For the original's exact disclosed trio: e.l.f. Bright Icon, $17 at drugstores and Amazon. For the strongest formula with a live listing: Timeless 20% Vitamin C + E Ferulic Acid Serum ($27.95) — the highest base-formula match we measured online (46%), but at 20% L-ascorbic acid versus the original's 15%, it is the stronger, potentially more irritating choice.
Should I use 15% or 20% vitamin C?
Start at 15% — the original's concentration — unless you already know your skin tolerates strong vitamin C. 20% is more potent on paper and more likely to sting, flush, or irritate reactive or first-time skin. The 15% options on this page are Trader Joe's, e.l.f. Cosmetics, Geek & Gorgeous, and Maelove; Timeless is the 20% pick for experienced users.
How long does vitamin C serum last once opened?
Plan on roughly three months once opened. L-ascorbic acid oxidizes with light and air exposure — when a serum turns distinctly orange or brown, the vitamin C has degraded and it is time to replace it. Packaging slows the clock: the original ships in amber glass, and Geek & Gorgeous and Maelove use airless or opaque bottles. (SkinCeuticals states its formula is tested stable up to 6 months after opening.)

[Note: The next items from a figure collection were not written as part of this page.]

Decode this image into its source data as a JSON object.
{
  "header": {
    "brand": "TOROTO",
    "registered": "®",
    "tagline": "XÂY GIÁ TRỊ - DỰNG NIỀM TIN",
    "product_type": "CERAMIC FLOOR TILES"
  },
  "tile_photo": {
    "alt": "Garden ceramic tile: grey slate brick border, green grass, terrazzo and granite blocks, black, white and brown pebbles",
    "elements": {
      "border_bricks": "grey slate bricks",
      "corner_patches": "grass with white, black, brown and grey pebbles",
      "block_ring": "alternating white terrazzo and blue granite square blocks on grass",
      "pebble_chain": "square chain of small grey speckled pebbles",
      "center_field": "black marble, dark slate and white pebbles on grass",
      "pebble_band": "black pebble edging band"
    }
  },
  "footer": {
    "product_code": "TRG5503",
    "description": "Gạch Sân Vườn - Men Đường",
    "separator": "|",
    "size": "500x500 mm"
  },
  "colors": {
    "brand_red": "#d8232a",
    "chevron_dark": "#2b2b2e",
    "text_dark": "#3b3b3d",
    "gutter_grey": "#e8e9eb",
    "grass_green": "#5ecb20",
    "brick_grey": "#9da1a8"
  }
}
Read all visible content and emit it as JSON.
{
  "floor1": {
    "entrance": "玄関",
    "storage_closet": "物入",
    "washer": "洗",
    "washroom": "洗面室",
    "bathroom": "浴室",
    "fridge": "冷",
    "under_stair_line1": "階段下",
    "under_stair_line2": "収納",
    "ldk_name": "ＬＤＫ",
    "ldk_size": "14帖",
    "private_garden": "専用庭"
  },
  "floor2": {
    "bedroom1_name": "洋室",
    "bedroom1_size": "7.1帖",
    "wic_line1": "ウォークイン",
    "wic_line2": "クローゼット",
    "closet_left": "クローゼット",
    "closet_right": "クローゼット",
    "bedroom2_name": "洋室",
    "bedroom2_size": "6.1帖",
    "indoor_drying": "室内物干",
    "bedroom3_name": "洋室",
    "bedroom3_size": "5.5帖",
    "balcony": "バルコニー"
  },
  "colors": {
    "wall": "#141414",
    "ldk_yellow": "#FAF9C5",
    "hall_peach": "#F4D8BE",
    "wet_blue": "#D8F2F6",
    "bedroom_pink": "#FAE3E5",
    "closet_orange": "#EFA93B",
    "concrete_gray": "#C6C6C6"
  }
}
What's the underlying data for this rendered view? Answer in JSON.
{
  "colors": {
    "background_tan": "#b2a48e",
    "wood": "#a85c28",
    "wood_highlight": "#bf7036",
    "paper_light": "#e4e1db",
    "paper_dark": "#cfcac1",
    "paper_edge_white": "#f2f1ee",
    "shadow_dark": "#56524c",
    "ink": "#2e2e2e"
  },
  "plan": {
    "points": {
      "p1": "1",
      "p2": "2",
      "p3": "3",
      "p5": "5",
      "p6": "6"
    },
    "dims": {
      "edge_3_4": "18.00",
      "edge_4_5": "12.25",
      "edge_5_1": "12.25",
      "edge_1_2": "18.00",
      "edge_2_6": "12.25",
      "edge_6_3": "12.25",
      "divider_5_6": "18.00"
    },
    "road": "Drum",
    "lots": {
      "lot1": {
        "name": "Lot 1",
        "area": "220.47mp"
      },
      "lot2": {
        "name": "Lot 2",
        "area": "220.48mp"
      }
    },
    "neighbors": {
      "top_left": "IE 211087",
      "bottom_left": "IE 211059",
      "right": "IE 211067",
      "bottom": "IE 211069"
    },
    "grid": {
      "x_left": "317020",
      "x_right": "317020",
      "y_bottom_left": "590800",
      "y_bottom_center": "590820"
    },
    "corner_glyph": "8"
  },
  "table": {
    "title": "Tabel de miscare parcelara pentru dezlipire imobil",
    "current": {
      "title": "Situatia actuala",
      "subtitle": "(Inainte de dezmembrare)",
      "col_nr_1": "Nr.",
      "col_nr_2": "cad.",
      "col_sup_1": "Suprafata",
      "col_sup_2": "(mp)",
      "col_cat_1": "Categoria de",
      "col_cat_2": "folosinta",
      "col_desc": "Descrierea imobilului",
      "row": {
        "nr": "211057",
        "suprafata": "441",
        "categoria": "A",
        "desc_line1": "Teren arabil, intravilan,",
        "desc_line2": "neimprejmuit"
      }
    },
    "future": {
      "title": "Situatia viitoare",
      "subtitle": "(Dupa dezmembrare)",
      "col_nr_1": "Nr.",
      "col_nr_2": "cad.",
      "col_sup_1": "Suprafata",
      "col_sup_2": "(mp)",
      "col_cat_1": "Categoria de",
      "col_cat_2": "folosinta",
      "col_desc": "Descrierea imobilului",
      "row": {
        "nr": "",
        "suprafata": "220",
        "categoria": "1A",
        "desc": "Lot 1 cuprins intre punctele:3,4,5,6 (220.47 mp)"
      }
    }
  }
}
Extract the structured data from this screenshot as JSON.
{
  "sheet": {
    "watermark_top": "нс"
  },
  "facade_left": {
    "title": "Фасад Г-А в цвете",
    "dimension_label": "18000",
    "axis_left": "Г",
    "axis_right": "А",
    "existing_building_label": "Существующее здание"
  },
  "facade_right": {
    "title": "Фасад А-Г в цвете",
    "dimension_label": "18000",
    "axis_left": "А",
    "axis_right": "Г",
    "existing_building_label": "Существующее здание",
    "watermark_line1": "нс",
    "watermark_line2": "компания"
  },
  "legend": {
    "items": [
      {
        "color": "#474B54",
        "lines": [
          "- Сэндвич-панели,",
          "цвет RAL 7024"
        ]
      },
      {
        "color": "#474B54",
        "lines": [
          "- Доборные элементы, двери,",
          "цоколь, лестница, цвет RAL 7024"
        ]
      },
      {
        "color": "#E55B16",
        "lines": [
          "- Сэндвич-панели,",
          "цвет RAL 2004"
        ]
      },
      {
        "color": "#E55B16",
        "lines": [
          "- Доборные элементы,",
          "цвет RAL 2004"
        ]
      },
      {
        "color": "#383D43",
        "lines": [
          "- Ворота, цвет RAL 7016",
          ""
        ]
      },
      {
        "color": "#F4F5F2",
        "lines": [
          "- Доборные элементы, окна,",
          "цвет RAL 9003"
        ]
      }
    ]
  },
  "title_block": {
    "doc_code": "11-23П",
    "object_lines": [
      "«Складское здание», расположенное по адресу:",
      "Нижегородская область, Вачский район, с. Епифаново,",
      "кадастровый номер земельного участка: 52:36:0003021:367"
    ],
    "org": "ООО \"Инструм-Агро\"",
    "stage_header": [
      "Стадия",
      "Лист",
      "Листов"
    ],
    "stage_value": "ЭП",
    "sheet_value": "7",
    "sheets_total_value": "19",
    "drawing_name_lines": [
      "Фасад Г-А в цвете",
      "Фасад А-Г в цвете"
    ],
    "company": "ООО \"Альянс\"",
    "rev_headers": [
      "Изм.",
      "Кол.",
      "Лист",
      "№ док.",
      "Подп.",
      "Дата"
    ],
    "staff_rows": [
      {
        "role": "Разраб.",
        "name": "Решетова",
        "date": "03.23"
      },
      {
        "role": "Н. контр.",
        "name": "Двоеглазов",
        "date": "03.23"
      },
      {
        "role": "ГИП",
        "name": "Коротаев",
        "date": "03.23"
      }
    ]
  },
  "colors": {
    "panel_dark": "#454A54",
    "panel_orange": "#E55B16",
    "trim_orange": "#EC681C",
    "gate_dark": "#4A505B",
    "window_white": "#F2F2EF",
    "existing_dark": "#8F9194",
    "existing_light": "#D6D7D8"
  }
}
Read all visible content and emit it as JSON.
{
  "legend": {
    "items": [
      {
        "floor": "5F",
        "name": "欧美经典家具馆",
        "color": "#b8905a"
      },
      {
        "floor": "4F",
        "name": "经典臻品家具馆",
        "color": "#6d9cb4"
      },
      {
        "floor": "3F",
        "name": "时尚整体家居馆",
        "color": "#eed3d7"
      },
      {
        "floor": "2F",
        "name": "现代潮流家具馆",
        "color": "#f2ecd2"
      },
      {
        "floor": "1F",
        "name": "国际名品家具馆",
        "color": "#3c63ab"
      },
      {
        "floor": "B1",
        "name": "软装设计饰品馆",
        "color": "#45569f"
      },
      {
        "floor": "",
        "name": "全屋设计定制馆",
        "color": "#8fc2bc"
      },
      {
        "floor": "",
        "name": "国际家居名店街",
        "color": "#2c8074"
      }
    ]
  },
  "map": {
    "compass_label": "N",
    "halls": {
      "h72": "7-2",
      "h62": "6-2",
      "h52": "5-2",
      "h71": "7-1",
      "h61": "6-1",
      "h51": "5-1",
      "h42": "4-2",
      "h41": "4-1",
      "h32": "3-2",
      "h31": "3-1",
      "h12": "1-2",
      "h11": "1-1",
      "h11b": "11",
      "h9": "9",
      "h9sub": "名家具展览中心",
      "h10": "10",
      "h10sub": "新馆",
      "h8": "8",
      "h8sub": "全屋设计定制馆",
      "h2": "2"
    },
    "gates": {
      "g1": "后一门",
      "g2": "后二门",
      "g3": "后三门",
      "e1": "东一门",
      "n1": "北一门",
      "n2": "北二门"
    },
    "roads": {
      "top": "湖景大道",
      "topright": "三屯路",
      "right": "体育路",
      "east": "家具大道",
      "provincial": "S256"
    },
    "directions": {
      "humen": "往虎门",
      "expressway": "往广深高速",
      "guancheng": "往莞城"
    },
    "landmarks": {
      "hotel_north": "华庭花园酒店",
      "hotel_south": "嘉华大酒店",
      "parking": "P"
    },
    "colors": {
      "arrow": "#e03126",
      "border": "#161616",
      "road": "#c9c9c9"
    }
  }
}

Why does pH matter for a vitamin C serum?
L-ascorbic acid only penetrates skin in its acidic form — the formula needs a pH below 3.5. We have not lab-tested pH, but where brands publish it we record it: Timeless states ~2.4, Geek & Gorgeous 3.0–3.4, and Maelove 3.1–3.4. SkinCeuticals does not publish a number for the original, and neither do Trader Joe's, e.l.f., or FARMACY.
What percentage of vitamin C is in CE Ferulic?
15% L-ascorbic acid — the pure, unconverted form of vitamin C — alongside 1% alpha tocopherol (vitamin E) and 0.5% ferulic acid, at the low pH (under 3.5) that L-ascorbic acid needs to penetrate skin.
Did the CE Ferulic patent expire?
Yes. Duke University's patent covered the specific stabilized combination — 15% L-ascorbic acid, 1% vitamin E, 0.5% ferulic acid — not the ingredients themselves. With the patent expired, brands can copy the combination openly, which is why disclosed-percentage clones now exist at $9.99.
Why is CE Ferulic so expensive?
You are paying for the formula that defined the category, prestige positioning, and stability testing — not rare raw materials. Per gram of disclosed active, the original costs $37.91, versus $2.09 for Trader Joe's and $3.48 for e.l.f. — the two clones that disclose the identical trio.